Me he vuelto a aislar del mundo del mundo otra vez y me he escapado unos meses a Ithaca, invitado por la Universidad de Cornell para investigar un tiempo tranquilo sobre el arte contemporáneo, el tiempo y la cuestión de la obsolescencia. Ahora, después del tiempo de concentración en la novela –que reposará un rato hasta nueva orden–, me centraré en lo académico y en volver a leer otra vez con calma y sosiego a Benjamin y compañía.

Antes, salir a investigar era otra cosa, al menos en el ámbito de las humanidades contemporáneas (algo diferente sería ir a consultar archivos donde hay cosas específicas...), y se pasaba uno el tiempo de la estancia frente a la máquina de fotocopias, vulnerando todos los derechos de autor habidos y por haber, porque aquellos libros y artículos no los iba a volver a ver uno en la vida. Recuerdo mis estancias durante la tesis y la pulsión de fotocopia que tenía por aquel entonces. Irse a investigar era irse a fotocopiar libros y artículos y a desmantelar bibliotecas. Pero volvía uno igual de tonto, más o menos.

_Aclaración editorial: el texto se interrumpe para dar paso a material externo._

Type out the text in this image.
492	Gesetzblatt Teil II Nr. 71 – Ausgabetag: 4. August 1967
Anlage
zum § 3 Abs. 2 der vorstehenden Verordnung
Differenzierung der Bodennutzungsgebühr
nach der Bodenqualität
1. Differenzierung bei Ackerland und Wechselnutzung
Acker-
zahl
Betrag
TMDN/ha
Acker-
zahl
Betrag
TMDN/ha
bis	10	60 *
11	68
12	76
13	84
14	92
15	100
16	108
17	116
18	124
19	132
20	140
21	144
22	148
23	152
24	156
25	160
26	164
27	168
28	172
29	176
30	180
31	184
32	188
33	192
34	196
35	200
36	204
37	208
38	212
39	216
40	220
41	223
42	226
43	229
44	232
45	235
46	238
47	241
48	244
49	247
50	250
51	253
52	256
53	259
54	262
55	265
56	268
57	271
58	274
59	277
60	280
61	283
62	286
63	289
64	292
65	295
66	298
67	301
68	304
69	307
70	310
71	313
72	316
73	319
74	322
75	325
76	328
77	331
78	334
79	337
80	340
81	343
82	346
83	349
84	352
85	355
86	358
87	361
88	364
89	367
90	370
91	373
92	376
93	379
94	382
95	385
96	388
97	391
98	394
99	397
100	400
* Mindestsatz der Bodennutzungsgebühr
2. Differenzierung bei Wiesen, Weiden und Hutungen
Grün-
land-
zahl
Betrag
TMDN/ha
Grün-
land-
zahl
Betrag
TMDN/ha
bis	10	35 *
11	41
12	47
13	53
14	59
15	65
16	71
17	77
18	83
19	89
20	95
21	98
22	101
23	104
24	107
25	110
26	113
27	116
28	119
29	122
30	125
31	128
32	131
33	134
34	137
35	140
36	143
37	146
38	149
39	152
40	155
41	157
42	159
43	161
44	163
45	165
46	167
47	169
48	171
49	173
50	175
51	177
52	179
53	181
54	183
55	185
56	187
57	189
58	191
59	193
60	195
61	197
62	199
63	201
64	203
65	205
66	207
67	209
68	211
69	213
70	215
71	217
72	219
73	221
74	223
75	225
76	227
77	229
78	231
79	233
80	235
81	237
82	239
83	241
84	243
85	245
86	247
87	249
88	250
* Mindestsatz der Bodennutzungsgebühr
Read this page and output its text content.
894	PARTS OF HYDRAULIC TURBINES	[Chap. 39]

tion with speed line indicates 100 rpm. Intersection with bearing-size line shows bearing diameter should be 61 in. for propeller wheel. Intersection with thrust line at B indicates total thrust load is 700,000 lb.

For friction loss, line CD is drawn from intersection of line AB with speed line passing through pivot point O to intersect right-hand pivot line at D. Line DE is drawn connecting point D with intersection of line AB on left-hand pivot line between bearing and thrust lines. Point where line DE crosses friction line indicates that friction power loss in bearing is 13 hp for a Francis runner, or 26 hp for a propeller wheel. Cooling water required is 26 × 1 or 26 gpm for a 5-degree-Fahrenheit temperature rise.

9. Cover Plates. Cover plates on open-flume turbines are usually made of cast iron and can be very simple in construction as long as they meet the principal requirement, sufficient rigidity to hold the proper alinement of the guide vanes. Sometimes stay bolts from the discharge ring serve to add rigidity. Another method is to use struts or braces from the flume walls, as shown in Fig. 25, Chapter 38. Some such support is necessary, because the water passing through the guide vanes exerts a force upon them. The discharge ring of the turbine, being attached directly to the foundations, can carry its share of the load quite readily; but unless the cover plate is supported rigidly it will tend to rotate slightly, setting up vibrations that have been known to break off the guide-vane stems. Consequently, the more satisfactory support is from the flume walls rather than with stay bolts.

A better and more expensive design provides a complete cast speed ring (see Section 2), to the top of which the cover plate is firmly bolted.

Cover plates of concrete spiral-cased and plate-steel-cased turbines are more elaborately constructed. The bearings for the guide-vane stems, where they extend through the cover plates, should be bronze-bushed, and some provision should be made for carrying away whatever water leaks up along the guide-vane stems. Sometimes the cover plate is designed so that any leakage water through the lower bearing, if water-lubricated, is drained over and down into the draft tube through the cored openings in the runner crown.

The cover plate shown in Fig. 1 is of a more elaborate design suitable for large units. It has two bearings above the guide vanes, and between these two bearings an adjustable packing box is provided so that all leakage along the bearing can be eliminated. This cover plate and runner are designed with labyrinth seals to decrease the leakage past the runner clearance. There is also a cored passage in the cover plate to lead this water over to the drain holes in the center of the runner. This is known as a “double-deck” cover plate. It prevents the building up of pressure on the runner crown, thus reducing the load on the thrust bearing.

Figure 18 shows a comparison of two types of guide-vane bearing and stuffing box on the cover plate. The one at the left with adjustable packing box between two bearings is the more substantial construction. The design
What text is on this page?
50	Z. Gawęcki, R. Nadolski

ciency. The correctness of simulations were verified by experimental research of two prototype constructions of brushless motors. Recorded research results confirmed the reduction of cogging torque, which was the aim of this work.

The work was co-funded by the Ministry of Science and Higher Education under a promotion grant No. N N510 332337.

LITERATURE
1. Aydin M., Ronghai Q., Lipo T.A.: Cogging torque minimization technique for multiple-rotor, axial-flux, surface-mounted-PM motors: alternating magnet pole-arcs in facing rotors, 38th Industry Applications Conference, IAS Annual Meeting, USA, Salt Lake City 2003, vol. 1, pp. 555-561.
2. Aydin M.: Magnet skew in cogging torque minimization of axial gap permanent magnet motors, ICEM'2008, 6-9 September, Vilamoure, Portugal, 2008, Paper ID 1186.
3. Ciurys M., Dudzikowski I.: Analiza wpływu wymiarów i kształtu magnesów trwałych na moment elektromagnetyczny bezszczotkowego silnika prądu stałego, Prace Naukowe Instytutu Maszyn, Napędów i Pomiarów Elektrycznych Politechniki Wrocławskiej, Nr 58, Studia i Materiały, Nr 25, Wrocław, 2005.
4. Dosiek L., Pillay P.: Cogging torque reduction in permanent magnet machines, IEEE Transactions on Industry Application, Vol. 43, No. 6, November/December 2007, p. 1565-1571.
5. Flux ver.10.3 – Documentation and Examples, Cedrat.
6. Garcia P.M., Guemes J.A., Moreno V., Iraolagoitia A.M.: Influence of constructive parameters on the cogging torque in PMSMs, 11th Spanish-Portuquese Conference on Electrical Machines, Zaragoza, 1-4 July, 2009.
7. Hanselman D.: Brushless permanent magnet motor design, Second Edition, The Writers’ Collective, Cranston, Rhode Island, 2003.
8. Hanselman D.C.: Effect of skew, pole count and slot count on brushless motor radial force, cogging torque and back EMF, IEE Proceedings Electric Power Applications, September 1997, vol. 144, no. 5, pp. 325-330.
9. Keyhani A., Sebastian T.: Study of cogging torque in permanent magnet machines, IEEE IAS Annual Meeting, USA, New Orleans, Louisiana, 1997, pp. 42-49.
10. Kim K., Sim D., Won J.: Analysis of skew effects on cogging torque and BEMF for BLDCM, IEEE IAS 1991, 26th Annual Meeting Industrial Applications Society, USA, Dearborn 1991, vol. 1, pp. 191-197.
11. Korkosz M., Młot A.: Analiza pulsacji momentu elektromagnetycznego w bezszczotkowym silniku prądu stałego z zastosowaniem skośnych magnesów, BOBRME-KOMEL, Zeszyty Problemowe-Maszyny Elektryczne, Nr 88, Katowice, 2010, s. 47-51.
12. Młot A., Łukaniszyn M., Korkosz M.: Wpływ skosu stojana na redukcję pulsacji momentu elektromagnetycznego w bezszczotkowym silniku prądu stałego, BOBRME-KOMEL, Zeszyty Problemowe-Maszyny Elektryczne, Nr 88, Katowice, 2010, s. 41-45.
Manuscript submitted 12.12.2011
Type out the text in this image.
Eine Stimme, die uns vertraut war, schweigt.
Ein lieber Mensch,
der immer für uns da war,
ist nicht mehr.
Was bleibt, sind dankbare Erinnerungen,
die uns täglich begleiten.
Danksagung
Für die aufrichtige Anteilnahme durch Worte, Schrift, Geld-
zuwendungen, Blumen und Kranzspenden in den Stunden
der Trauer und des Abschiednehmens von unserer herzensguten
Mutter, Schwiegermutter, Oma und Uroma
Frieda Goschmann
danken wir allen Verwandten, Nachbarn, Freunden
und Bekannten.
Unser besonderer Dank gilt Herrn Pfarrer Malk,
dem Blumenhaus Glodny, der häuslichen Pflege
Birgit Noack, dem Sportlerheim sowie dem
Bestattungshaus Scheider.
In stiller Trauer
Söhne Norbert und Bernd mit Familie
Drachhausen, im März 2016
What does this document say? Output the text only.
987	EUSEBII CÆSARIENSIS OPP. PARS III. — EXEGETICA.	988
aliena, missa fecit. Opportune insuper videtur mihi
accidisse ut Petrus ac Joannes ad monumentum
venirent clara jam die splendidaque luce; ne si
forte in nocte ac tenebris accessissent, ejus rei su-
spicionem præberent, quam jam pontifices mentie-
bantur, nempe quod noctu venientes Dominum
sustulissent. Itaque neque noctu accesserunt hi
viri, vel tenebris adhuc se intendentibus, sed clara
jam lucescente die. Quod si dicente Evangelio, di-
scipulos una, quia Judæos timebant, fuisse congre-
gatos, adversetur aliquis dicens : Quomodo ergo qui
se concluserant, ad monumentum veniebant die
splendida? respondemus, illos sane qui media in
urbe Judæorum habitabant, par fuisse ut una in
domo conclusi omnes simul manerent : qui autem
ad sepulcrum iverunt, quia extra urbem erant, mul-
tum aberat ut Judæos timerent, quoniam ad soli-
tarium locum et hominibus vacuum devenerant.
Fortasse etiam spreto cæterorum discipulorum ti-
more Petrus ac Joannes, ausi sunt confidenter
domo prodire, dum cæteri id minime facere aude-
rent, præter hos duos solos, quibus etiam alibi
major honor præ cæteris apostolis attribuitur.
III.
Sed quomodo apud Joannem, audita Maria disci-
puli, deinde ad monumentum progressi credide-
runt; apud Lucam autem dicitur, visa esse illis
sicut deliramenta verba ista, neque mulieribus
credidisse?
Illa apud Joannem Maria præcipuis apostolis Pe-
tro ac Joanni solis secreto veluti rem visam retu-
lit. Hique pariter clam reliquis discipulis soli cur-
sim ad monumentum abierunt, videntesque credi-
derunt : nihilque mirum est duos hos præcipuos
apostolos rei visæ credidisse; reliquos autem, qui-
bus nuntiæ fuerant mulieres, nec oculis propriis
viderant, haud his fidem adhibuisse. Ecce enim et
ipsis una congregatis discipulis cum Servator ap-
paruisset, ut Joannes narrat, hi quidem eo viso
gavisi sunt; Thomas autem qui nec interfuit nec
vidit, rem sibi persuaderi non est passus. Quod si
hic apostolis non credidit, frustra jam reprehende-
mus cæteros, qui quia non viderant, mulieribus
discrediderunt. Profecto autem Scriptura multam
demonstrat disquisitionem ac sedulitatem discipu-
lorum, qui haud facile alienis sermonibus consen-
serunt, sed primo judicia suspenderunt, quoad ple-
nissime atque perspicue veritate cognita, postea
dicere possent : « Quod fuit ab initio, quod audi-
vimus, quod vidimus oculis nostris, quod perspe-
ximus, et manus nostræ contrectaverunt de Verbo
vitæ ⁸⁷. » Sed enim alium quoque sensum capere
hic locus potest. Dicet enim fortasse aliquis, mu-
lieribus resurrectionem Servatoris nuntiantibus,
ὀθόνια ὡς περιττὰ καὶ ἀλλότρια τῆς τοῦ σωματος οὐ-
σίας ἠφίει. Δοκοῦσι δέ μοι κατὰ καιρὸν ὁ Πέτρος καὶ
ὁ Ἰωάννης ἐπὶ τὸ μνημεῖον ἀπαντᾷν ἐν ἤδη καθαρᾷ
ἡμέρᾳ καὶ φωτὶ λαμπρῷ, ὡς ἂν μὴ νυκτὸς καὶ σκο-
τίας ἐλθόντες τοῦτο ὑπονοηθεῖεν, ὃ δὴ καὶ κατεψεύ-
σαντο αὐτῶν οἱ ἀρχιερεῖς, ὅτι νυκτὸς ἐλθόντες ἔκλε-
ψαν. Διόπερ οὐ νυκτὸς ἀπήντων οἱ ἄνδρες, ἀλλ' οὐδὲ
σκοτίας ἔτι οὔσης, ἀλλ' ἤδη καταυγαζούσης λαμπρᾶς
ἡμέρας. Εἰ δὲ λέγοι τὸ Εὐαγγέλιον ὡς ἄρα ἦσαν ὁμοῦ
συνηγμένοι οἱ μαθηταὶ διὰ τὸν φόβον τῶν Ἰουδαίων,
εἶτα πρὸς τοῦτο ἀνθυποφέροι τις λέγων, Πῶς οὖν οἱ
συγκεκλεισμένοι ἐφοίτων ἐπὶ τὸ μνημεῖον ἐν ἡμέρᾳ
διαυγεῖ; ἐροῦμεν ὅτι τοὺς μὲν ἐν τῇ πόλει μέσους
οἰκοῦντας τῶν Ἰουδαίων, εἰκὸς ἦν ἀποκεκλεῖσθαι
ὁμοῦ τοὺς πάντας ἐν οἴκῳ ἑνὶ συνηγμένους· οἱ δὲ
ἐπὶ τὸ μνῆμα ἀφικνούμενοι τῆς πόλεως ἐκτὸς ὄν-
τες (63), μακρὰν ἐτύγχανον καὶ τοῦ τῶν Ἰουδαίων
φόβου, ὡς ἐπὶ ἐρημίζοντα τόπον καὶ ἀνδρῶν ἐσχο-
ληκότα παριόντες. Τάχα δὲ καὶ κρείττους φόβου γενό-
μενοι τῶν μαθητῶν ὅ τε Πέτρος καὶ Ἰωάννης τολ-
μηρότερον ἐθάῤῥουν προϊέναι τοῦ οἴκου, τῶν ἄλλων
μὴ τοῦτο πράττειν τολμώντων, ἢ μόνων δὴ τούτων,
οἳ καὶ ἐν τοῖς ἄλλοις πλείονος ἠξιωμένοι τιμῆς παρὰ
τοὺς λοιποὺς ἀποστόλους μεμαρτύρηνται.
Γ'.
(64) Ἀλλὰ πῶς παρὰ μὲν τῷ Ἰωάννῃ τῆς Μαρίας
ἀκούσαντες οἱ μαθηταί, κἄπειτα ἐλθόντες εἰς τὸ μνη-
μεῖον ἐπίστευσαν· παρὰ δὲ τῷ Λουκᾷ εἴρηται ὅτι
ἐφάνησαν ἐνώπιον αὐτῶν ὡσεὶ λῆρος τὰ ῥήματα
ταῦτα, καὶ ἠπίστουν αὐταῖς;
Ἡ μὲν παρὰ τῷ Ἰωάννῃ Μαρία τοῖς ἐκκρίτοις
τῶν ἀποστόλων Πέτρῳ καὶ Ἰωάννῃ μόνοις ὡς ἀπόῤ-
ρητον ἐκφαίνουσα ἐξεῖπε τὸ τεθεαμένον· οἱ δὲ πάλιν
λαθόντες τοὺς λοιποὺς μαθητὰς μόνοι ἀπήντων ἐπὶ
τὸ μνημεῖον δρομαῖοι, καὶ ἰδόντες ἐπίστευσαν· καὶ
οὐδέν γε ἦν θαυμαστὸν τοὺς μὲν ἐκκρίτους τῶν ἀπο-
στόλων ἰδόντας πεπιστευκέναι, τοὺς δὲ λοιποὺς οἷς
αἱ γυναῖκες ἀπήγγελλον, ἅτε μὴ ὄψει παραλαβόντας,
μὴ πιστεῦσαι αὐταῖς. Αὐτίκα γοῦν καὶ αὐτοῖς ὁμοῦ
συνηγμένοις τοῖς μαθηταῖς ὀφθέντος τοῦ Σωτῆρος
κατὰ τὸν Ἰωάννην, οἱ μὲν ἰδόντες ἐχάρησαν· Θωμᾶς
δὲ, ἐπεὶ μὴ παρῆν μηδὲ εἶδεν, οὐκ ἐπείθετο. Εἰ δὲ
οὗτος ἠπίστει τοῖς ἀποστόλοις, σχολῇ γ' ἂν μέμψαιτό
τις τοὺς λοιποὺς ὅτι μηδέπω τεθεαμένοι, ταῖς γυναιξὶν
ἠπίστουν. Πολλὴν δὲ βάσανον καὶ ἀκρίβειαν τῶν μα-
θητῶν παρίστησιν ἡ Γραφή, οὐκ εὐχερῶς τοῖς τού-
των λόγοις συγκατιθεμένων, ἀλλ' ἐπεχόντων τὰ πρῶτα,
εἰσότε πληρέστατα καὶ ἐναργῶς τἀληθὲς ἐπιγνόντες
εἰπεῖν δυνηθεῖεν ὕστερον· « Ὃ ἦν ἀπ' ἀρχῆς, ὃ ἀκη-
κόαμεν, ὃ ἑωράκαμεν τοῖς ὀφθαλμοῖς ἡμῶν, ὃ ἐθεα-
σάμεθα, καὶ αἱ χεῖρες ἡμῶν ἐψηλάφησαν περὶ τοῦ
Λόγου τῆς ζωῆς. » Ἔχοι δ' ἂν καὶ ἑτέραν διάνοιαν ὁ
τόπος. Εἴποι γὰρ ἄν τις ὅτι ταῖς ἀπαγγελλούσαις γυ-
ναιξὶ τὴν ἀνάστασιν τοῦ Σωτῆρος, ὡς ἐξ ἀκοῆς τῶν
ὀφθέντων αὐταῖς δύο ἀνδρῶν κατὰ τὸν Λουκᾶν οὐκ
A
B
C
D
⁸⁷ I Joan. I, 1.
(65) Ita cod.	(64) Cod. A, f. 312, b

Hoy ya prácticamente –y aún
con demasiadas excepciones, claro– tenemos todo al alcance de la mano. Muchos de los libros y documentos que hay en la biblioteca de Cornell están accesibles de un modo u otro. Eso sí, verlos todos juntitos acojona y da la medida de lo poco que sabe uno y de lo que hay que leer. Tal y como están las cosas, en una semana o dos, como mucho, se puede hacer el trabajo de recopilación. Y lo verdaderamente interesante es comenzar a leer, reflexionar y escribir. Y, sobre la marcha, ya buscar las cosas que vayan saliendo. El tiempo que se tiene aquí, sin clases, ni compromisos de ningún tipo, es un regalo que no se puede desperdiciar solo recopilando cosas para otro momento que nunca llega –porque, no nos engañemos, las cosas que se archivan se quedan para siempre en el cajón de las estancias; todavía tengo libros fotocopiados en francés para empapelar París y no me han servido de nada.

Antes fotocopiaba uno cosas “por si acaso”. Pero eso ya no tiene sentido hoy. La investigación se hace en tiempo real y no para un futuro que nunca se hace presente. Mi estancia en el Clark Institute me sirvió para volver a apreciar la necesidad de trabajar con calma y sin presiones, pensando más en el presente que en el futuro, más en el proceso que en el resultado. Allí me di cuenta de que es mejor leer un libro que fotocopiar doscientos. En la investigación contemporánea en humanidades, la información ya no es el valor principal. Lo importante es lo que se hace con ella. Cómo se filtra, cómo se procesa. Y para eso se necesita tiempo. Y también quitarse de la cabeza muchas cosas, liberar espacio de memoria para que ese proceso tenga lugar. Eso es lo que espero conseguir aquí, en la Ithaca de Ulises, con un frío que amenaza ya con llegar, rodeado de libros, cataratas y bosques.